[PATCH] More precise aliasing for char arrays

Arthur O'Dwyer arthur.j.odwyer at gmail.com
Fri Jun 27 11:14:22 PDT 2014

On Fri, Jun 27, 2014 at 9:20 AM, Richard Smith <richard at metafoo.co.uk> wrote:
>> >> >>     typedef struct {
>> >> >>       char a;
>> >> >>       char b[100];
>> >> >>       char c;
>> >> >>     } S;
>> >> >>
> Even in this case, you can in principle hoist out the load. The expression
> 'x.b' would have undefined behavior if there weren't an S object at that
> address, and if there's an S object, there's not an int. This is probably
> more than we want to optimize -- it'll break too much real world code --
> even with -fstruct-path-tbaa.

This is where I disagree.

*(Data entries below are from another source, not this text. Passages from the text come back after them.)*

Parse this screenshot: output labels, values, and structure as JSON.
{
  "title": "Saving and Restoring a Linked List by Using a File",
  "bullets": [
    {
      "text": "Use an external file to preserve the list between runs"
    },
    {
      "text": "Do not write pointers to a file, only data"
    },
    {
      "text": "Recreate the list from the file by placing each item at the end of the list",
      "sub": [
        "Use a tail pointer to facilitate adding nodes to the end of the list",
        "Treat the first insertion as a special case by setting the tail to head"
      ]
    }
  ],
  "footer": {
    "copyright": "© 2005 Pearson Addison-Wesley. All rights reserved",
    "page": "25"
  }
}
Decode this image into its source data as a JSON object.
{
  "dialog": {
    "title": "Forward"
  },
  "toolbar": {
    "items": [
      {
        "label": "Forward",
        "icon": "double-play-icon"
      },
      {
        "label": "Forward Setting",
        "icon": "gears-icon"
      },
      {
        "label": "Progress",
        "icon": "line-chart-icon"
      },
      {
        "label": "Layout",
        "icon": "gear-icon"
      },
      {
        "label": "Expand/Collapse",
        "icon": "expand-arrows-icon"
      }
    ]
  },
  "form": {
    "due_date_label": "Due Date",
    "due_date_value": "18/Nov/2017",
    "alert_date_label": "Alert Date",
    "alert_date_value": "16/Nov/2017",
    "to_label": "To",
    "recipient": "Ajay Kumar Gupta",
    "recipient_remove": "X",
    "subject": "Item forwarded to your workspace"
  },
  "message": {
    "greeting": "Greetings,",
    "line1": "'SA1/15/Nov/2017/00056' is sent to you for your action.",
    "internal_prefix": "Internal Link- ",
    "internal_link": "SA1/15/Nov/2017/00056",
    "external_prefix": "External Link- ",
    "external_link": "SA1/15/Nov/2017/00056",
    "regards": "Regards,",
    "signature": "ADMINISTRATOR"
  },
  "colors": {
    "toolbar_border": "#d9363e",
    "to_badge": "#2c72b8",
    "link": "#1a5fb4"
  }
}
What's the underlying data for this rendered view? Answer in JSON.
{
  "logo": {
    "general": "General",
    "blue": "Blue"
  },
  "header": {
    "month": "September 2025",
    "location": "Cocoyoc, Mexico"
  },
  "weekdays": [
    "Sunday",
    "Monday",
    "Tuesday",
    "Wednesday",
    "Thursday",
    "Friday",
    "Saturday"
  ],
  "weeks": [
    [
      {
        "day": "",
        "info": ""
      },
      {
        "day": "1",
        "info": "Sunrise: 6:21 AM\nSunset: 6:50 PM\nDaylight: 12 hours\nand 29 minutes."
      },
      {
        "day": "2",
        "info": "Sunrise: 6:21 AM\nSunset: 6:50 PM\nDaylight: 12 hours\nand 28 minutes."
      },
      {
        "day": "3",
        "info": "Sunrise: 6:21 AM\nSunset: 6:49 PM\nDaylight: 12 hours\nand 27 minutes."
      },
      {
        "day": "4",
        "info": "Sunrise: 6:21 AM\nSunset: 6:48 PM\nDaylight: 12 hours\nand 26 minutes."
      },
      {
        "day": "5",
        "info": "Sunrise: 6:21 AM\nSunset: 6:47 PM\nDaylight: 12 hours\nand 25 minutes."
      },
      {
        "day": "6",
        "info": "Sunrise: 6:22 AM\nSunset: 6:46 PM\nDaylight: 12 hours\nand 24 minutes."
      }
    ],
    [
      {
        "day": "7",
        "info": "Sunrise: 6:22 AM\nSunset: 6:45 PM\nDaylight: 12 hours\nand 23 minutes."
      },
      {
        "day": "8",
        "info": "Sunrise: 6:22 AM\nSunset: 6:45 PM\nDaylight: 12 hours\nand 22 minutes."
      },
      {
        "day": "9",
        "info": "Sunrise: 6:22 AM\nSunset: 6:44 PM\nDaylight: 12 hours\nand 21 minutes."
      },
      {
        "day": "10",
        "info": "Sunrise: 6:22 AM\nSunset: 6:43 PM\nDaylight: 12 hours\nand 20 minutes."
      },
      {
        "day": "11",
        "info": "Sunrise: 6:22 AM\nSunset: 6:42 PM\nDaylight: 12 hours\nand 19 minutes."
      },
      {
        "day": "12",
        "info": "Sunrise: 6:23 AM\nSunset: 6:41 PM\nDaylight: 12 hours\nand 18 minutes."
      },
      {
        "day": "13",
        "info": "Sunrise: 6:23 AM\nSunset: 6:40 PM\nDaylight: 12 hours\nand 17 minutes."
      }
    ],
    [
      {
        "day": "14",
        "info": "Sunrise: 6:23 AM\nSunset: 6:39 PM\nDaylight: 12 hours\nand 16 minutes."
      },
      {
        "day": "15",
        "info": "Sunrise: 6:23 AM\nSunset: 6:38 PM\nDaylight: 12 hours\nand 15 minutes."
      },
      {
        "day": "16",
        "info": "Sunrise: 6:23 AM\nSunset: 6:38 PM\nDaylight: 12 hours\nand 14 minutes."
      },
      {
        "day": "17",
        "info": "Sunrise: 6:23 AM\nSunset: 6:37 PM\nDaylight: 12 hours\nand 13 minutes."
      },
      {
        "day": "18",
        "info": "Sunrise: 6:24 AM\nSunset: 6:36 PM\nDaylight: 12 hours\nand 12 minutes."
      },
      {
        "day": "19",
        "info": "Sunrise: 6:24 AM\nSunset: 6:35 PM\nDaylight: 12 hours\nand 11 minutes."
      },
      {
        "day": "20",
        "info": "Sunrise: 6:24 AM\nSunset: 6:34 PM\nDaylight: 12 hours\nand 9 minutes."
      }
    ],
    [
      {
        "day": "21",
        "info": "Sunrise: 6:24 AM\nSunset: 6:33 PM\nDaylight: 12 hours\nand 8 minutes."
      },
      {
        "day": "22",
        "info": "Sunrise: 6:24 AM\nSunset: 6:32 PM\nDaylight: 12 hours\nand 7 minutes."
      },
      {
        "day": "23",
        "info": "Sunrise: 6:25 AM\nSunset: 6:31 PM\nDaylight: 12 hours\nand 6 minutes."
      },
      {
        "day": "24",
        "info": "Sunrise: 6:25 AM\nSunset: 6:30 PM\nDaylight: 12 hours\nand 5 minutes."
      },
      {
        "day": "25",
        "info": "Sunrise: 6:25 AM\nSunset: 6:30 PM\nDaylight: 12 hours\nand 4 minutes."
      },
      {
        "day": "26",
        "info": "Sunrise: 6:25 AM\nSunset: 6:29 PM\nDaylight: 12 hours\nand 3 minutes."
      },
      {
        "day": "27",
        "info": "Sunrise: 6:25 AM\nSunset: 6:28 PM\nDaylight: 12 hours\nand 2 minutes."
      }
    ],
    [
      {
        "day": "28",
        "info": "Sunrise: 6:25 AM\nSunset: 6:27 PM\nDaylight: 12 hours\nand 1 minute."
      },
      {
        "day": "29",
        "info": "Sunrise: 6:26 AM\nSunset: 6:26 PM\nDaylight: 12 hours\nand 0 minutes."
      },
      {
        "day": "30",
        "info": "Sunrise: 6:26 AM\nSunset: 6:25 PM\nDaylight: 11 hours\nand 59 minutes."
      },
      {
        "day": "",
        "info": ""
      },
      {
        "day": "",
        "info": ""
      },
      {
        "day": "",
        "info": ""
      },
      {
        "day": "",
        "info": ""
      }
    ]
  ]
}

If there is an S at address 0x100, there is
definitely not an int at address 0x100… but there is nothing
preventing an int from being at address 0x104!

    S mys;
    void* pv = &mys.b[3];  // silly alignas tricks omitted for brevity
    int* pi = new (pv) int;
    mys.a = 42;
    *pi = 43;  // well-defined, as far as I know

At this point it would be undefined behavior to read from mys.b[3] as
a char, but it would be well-defined to access other parts of the byte
array (e.g. mys.b[40]), and it would be well-defined to write to
mys.b[3] as a char as long as you didn't try to read from *pi

Maybe my interpretation is influenced too much by that "real-world
code" of which you speak… but I really do think that this is the
intent of the Standard in providing (A) placement new and (B) the
char-may-alias-anything rule.  If you break placement new, what
happens to all the "real-world code" using it?